Ted Lasso –  3ª temporada: quando uma narrativa nos convence de que tudo vai ficar bem

Ted Lasso – 3ª temporada: quando uma narrativa nos convence de que tudo vai ficar bem

Quando o assunto é Ted Lasso, o comentário mais frequente é o de que se trata de uma narrativa que “dá um calorzinho no coração”. Para quem ainda não teve a oportunidade de se apaixonar pelo universo da série, trata-se da história sobre um treinador de futebol americano que é contratado para treinar um time inglês de futebol.

Tudo faz parte de uma estratégia maquiavélica da dona do time, Rebecca Welton (Hannah Waddingham), que, tendo passado por um divórcio humilhante, pretende usar Ted (Jason Sudekis), que tem pouco conhecimento sobre o esporte, para afundar o AFC Richmond e irritar seu ex marido, o milionário machista e mulherengo, Rupert Mannion (Anthony Head).

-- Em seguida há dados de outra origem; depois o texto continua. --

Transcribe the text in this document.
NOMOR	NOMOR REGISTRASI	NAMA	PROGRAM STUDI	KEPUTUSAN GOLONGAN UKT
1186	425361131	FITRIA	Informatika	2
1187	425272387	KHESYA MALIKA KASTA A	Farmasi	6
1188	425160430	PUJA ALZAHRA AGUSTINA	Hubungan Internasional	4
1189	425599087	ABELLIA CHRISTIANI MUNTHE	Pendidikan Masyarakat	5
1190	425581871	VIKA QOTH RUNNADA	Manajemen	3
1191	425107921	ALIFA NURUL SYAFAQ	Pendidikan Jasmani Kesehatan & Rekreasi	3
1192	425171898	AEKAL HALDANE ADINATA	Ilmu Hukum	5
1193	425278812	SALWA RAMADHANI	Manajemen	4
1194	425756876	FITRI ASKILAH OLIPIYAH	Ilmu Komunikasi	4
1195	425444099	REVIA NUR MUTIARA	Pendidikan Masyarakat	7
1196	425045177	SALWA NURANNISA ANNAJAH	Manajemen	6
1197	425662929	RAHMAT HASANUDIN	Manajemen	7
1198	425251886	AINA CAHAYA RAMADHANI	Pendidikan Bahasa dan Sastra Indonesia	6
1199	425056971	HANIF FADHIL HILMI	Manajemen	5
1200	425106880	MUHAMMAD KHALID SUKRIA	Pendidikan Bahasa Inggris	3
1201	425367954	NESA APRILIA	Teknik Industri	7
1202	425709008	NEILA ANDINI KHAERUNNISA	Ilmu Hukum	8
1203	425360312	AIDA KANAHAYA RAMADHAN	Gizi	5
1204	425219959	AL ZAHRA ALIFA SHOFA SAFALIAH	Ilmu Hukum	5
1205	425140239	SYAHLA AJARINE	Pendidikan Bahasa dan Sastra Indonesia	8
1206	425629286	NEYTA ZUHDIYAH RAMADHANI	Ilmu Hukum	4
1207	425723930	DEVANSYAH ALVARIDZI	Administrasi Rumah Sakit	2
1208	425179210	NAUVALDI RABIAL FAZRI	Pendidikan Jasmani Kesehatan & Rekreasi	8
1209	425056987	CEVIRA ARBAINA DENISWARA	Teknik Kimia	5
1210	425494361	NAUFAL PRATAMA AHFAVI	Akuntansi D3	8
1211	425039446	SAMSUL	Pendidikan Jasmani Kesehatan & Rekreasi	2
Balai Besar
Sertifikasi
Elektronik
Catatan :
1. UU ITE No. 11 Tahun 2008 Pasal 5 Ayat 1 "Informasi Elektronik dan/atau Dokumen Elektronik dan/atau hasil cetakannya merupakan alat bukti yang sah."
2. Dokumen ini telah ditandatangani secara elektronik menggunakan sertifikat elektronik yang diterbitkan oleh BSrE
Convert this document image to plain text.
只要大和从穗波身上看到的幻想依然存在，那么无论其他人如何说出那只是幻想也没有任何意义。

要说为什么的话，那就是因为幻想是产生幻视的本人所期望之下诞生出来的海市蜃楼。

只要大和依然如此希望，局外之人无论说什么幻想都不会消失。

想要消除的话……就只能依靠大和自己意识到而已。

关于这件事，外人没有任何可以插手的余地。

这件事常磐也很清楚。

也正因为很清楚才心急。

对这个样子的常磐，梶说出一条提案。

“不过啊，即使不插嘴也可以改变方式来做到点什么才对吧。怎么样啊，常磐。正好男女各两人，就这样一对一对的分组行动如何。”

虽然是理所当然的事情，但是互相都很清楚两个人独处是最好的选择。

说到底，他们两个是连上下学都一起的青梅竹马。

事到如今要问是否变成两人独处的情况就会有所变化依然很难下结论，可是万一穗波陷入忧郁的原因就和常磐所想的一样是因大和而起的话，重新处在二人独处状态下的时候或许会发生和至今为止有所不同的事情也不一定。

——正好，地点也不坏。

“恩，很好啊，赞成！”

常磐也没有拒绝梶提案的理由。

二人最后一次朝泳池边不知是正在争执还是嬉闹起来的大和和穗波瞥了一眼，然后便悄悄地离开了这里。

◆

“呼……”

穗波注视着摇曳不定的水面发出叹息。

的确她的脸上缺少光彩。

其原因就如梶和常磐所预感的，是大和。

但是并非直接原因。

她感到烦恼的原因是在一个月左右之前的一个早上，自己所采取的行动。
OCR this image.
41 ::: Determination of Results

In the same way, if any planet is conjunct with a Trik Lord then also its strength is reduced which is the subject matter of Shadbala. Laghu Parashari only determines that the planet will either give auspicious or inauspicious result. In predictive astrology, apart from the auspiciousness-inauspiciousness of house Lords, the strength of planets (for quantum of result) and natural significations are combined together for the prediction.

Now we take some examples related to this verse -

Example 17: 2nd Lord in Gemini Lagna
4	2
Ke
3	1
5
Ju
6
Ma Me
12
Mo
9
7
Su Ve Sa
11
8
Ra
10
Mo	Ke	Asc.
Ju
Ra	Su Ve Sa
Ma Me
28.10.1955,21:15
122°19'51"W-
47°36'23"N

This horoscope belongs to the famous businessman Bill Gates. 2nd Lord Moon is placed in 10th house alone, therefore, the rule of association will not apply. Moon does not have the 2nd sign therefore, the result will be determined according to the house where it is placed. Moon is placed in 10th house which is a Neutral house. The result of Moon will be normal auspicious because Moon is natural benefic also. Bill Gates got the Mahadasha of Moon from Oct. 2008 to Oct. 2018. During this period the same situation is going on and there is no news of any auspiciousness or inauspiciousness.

Ted é um típico cara família e está atravessando uma dolorosa crise no casamento. Simpático e otimista, o treinador norte-americano chega ao AFC Richmond para subverter todas as lógicas da masculinidade tóxica e competitiva típica do universo futebolístico. Sensível, seu método rejeita cobranças agressivas e investe na compreensão e acolhimento dos integrantes do clube, na tentativa de aumentar a autoestima e a autoconfiança de todos aos seu redor, incluindo sua chefe, Rebecca.

Ted Lasso: Believe

Apesar de bastante maniqueísta – quando os heróis são super bonzinhos e os vilões são muito malvadinhos – como Rupert -, sem muito espaço para linhas de sombra – Ted Lasso, curiosamente, funciona bem.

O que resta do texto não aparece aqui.